If a website is rendered inoperable, the effects can be felt even years later. The impact can result in lost sales, wasted budgets, dissatisfied users (who may never return), and data theft. What’s more, DDoS attacks can be very damaging to a company’s reputation. Perhaps most frightening of all is that anyone can fall victim at anytime. Think financial institutions, healthcare, local governments – anyone. Thus, this style of attack is highly powerful and should not be underestimated. The biggest risk is that large-scale DDoS attacks take down financial institutions and critical infrastructure. Thus, DDoS mitigation that can cope with attacks in the range of terabits becomes a crucial necessity.

ENISA: The first malware targeting safety systems of critical infrastructure: during the reporting period, we have observed Triton which is the first malware that targets Safety Instrumented Systems (SIS)86,87,88 Safety instrumented systems are designed to shut down industrial processes when unsafe operating conditions are reached. Successful exploitation of such systems could lead to serious implications (see Stuxnet89 and Industroyer90). It is expected that the ICS/SCADA domain will be increasingly targeted by advanced threat actors having the capability and intent to execute such operations.

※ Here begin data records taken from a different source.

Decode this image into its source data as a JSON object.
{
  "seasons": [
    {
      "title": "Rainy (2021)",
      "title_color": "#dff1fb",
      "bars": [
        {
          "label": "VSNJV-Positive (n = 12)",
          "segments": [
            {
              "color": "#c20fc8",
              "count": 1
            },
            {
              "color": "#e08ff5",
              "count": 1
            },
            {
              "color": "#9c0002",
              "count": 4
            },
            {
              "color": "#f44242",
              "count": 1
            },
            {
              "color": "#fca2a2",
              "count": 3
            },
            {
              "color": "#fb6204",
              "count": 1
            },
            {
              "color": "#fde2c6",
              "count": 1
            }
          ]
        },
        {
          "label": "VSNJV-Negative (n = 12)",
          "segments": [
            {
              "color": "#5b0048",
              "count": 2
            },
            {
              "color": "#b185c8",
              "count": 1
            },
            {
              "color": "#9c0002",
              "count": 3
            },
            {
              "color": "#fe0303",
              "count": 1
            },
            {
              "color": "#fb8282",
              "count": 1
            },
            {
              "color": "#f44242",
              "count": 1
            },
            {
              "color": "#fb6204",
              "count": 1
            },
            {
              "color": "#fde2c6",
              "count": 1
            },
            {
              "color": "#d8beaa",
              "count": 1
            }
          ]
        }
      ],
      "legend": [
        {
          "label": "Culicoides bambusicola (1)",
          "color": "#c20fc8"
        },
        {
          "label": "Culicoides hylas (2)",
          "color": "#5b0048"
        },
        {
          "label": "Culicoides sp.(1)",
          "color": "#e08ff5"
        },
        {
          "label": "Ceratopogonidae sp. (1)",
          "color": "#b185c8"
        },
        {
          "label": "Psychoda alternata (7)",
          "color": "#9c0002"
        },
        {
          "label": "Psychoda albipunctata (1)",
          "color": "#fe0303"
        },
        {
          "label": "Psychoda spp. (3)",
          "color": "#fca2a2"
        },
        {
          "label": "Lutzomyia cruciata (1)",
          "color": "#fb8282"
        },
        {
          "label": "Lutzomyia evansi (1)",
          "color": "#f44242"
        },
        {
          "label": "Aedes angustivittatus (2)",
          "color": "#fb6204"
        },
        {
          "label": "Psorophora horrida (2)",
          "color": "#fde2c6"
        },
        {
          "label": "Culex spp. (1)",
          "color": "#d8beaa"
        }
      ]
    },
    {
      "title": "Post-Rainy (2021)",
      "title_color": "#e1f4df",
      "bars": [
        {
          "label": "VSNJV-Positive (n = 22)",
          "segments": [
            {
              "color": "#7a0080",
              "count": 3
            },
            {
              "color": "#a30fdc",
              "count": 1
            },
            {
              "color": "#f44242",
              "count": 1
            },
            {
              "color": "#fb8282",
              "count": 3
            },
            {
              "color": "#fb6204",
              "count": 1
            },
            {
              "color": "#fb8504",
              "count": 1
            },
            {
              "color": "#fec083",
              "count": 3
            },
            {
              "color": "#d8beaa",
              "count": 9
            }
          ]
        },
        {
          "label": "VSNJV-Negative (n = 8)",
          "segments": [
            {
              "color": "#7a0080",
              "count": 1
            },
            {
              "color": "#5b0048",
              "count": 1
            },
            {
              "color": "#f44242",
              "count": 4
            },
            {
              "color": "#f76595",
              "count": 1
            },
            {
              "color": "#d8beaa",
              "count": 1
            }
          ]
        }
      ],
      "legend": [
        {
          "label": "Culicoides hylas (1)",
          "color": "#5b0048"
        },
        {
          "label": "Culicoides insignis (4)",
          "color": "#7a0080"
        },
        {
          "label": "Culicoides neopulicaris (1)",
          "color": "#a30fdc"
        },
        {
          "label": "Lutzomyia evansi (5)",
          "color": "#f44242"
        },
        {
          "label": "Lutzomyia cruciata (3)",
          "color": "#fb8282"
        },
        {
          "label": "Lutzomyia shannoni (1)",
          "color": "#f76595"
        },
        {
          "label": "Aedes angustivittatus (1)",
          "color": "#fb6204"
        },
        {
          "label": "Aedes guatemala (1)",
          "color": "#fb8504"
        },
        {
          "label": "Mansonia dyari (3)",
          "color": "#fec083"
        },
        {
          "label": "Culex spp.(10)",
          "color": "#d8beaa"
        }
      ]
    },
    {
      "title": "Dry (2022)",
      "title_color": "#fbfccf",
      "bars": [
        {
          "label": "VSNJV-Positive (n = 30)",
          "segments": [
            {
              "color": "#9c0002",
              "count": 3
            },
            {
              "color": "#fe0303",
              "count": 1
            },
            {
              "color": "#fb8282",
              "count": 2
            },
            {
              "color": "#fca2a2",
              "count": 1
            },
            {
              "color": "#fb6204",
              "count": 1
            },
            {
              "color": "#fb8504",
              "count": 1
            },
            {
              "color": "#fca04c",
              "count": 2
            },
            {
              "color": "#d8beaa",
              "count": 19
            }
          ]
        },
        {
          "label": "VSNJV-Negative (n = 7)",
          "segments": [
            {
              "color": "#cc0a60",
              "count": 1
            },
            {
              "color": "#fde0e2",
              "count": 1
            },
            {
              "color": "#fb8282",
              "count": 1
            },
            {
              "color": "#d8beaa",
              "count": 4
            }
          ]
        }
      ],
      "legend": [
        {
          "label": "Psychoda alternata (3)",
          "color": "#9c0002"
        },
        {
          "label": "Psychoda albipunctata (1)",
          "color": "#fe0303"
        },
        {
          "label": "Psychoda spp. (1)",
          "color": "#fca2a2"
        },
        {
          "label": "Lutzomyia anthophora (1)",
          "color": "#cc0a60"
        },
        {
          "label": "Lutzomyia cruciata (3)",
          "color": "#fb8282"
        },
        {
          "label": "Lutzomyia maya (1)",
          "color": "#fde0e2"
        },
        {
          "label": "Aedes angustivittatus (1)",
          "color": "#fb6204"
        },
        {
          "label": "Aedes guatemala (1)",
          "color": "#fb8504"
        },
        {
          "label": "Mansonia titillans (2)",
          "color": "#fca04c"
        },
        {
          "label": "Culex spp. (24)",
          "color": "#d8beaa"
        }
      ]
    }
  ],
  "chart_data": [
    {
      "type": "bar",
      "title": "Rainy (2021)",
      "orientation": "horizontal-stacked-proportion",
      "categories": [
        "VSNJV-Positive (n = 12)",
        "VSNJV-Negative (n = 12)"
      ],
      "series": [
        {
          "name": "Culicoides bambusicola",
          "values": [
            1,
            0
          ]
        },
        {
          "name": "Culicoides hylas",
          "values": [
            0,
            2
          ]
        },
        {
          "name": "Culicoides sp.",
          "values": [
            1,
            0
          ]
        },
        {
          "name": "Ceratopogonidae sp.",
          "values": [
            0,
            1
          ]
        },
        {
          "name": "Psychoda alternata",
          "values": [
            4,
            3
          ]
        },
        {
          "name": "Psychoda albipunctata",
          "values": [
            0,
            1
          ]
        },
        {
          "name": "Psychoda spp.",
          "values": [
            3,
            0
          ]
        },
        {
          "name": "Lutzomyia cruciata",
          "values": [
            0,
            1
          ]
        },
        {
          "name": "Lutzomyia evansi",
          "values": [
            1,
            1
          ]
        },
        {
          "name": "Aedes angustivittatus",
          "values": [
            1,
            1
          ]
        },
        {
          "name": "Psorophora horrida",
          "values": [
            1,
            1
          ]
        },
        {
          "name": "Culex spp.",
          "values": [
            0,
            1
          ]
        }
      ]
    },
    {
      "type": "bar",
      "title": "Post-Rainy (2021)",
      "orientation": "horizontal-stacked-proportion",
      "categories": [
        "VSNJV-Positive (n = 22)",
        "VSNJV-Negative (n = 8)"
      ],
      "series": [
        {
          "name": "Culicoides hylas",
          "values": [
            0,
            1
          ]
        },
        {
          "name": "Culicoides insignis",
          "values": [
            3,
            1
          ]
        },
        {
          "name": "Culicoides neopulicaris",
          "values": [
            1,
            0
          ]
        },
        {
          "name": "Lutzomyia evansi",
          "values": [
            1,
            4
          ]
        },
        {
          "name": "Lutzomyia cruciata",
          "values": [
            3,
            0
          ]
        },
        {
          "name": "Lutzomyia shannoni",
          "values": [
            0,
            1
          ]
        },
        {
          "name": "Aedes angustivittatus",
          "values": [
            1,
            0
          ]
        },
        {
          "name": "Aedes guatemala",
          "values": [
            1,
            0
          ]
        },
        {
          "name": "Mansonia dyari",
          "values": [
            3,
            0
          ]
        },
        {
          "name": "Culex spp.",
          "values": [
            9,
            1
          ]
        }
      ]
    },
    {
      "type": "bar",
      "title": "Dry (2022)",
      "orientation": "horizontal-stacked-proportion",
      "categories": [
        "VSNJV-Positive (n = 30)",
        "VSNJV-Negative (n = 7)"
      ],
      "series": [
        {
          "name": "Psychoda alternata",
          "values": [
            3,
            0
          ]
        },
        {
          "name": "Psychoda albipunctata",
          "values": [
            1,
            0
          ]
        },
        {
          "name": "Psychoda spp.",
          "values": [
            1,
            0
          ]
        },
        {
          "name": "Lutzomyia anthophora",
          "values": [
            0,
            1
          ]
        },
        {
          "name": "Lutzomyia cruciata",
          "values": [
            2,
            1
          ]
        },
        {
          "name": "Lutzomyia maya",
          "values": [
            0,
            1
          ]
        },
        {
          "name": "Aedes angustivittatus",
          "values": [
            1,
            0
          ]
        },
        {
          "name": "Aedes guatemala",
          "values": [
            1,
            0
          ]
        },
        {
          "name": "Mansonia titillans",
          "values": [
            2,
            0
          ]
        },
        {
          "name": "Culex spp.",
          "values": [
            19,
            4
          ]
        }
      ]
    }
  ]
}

On the 1 st of October 2019 the FDA released a statement informing patients, health care professionals, IT staff in health care facilities and manufacturers of a set of cybersecurity vulnerabilities if exploited by a remote attacker—may introduce risks for medical devices and hospital networks. URGENT/11 affects several operating systems that may then impact certain medical devices connected to a communications network, such as wi-fi and public or home Internet, as well as other connected equipment such as routers, connected phones and other critical infrastructure equipment. These cybersecurity vulnerabilities may allow a remote user to take control of a medical device and change its function, cause denial of service, or cause information leaks or logical flaws, which may prevent a device from functioning properly or at all.

FDA informs patients, providers and manufacturers about potential cybersecurity vulnerabilities for connected medical devices and health care networks that use certain communication software

On the 9th of October 2019 the EU Member States published  a report on EU coordinated risk assessment of 5G networks security.

EU-wide coordinated risk assessment of 5G networks security

5G’s anticipated exponential spread of high-speed bandwidth and connected IoT means that in addition to widespread motivation, easily available attack tools, and proliferating IoT attack sources, dramatically bigger attacks will be possible because the “5G highway” will have many more lanes to enable vastly higher rates of traffic—both good and bad.

DDoS in a 5G environment

Unfortunately, cyber criminals can make big bucks through 5G vulnerabilities, and what’s worse is that they know it. 5G boasts hyperconnectivity, but this is most certainly going to create an influx of malicious traffic. As the number of connected devices and 5G deployments increase, so will the number of attacks. In particular, cyber criminals will take advantage of any poorly secured devices. However, it’s not just the amount of attacks that are a concern, but how quickly they can spread too.

There is an element of naïvety about business’s capabilities to combat 5G threats in the first place. CISOs (chief information security officers) already struggle to get resources to handle current threats while business leaders push for 5G adoption. Meanwhile, cybercriminals will take the opportunity to exploit higher capacity bandwidth that 5G provides to launch attacks on an unprecedented scale. Most CISOs don’t have the resources they need for pre-5G attacks anyway! Business leaders are ever so enthusiastic about getting on 5G, but CISO resources are so thin on the ground that it may not be enough.

Not only that, but with 5G, we’re delving into the unknown. It’s still a pioneering technology, so we are yet to uncover new vulnerabilities it’s sure to introduce.